We literally are “standing in between hope and despair” as Steven Curtis Chapman says in his song, “Hallelujah, You are Good”.
“We have this hope as an anchor for the soul, sure and strong. It enters behind the curtain in the most Holy place in Heaven” (Hebrews 6:19).
There is a reason hope is an anchor: because it holds us as we are windblown, tossed and battered by the storms of suffering. We need hope for the things “at hand.” God is not done with our story.
For people living in their “not yet,” we dispense hope to them by believing truth for them. “He is making a way in the wilderness and streams in the wasteland” (Isaiah 43:19). “We must fix our gaze on things that cannot be seen” (2 Corinthians 4:18).

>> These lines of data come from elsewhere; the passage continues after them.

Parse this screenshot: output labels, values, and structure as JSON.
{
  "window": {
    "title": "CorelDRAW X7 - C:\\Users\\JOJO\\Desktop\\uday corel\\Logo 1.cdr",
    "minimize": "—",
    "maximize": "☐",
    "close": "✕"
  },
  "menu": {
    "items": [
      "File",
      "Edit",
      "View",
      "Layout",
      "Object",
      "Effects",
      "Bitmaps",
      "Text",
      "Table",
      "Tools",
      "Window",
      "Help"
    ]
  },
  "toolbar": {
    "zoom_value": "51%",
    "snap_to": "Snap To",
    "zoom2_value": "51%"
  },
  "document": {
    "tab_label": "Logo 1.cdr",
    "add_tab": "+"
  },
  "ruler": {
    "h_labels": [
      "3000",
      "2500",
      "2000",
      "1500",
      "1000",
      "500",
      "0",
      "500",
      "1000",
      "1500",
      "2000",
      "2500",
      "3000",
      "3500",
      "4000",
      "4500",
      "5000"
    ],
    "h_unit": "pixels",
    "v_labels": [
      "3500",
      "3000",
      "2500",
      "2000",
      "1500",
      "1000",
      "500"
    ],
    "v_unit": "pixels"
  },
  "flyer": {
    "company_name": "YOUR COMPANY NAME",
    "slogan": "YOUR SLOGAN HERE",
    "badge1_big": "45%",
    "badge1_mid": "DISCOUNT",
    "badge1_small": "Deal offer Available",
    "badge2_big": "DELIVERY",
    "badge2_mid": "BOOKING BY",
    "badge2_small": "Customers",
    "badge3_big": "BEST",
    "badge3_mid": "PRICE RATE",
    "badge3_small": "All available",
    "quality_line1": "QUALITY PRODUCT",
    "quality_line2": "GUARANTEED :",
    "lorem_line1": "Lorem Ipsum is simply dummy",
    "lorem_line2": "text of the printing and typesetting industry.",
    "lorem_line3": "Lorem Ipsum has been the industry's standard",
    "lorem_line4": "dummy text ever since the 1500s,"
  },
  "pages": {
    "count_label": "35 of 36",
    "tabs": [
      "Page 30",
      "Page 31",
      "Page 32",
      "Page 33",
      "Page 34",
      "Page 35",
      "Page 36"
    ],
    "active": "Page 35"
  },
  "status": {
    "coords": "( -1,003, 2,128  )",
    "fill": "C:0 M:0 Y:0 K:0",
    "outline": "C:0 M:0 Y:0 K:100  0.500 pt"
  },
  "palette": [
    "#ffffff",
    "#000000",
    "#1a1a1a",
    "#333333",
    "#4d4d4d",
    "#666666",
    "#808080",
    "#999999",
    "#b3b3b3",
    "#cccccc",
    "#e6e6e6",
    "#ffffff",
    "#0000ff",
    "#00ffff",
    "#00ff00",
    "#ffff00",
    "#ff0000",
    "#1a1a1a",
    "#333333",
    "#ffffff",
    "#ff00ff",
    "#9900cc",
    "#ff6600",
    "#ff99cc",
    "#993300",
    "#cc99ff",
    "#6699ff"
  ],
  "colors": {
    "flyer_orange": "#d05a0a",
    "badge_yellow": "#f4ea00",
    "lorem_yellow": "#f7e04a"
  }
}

We allow their hope to limp until the Spirit steps in to allow them to abound in hope. “Now may the God of hope fill you with all joy and peace in believing, so that you will abound in hope by the power of the Holy Spirit” (Romans 15:13).
I believe these words by Joni Eareckson Tada. I have experienced them: “The greatest good suffering can do for me is to increase my capacity for God.”
So, as your encounter suffering people, let Joni’s words become your prayer. “Father let my presence, let my words and let my help increase this soul’s capacity for you.”